Remember that jar of coconut oil you decided to keep under your sink for a natural makeup remover? Turns out, it’s a multi-purpose jar because you can use it as toothpaste, too. The type of saturated fat it contains is called lauric acid, and it’s the nutrient that gives coconut oil its antibacterial properties.
Lauric acid can help kill bacteria in the mouth that causes bad breath and cavities, which is why coconut oil is also used for oil pulling— an oil swishing remedy used to eliminate bacteria and promote detoxification.
6. Lip Balm
Coconut oil is moisturizing for dry, cracked lips and adds a glossy texture, which makes it an ideal chemical-free alternative to conventional lipsticks and lipglosses. It works well as lip balm on its own, but you can also use it as a base and combine it with other natural ingredients such as beeswax and essential oils.

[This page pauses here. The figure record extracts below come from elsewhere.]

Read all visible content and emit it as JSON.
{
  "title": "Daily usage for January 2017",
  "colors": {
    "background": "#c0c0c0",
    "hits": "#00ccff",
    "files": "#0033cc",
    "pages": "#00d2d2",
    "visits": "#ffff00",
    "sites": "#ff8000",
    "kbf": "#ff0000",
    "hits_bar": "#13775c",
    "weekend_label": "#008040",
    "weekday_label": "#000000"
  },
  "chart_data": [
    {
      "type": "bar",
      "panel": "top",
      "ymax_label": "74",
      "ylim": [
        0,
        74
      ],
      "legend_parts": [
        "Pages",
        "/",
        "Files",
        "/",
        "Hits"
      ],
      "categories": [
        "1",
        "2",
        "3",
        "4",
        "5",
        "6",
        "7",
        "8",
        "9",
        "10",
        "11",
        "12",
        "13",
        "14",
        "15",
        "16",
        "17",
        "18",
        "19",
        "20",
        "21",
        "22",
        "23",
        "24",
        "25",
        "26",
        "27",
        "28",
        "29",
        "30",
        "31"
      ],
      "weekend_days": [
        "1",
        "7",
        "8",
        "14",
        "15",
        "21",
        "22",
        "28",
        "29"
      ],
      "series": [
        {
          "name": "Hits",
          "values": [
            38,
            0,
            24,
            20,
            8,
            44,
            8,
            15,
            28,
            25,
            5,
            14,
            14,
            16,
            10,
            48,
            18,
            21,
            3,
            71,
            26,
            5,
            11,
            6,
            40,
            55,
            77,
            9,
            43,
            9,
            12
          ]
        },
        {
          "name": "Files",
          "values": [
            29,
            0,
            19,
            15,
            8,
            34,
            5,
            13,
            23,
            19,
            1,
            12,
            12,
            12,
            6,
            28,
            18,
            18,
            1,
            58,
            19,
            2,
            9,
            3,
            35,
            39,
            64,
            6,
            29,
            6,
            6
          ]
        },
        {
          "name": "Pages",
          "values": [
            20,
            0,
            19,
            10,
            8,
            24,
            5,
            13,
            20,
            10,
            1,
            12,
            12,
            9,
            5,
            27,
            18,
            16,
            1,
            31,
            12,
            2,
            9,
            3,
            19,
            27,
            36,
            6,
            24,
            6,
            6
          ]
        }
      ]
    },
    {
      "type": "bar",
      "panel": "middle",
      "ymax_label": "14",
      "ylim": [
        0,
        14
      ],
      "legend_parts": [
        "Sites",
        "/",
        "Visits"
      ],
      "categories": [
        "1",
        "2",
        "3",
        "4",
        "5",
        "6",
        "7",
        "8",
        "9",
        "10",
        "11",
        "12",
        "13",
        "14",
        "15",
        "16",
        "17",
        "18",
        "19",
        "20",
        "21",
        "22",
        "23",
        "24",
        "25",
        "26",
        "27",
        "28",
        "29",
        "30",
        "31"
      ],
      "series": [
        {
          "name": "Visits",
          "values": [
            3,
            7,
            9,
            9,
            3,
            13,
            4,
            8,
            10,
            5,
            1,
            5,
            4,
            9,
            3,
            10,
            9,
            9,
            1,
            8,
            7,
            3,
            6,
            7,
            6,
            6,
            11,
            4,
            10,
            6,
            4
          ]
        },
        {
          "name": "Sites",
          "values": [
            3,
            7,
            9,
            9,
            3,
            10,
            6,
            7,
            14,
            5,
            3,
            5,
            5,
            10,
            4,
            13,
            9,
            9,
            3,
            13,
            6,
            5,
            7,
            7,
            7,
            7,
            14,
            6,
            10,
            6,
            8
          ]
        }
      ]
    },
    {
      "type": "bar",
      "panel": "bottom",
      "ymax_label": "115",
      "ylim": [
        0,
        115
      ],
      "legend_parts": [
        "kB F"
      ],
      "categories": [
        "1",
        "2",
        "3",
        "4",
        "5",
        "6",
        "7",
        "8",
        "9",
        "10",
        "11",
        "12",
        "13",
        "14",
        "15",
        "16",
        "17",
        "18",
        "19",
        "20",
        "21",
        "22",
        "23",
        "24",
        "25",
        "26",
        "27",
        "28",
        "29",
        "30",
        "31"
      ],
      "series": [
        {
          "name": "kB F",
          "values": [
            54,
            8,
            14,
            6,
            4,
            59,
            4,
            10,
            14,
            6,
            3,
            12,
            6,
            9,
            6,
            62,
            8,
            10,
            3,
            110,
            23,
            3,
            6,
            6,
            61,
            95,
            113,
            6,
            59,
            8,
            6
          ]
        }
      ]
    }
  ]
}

7. Cold Sore Spot Treatment
The lauric acid in coconut oil also has antiviral properties, which may help speed up the healing time of cold sores. Many sources recommend applying coconut oil at the first sign of a cold sore, which is usually tingling, swelling or redness, for best results. Let’s not forget, you can also get coconut oil’s antiviral benefits by eating it— so add it to your recipes liberally when you feel a cold sore coming on.
It’s also a good idea to add extra coconut oil to your diet when you know your immune system is getting low (ie: from high stress, or not getting enough rest and nutrients) because cold sores are a sign of low immunity.
How Will You Use Coconut Oil?
As you can see, it never hurts to keep a tub of coconut oil on hand— you never know what you’ll need it for! And these are only a few of the surprising uses of coconut oil, as some sources list dozens of ways to use coconut oil in your kitchen, bathroom, medicine cabinet and DIY home projects.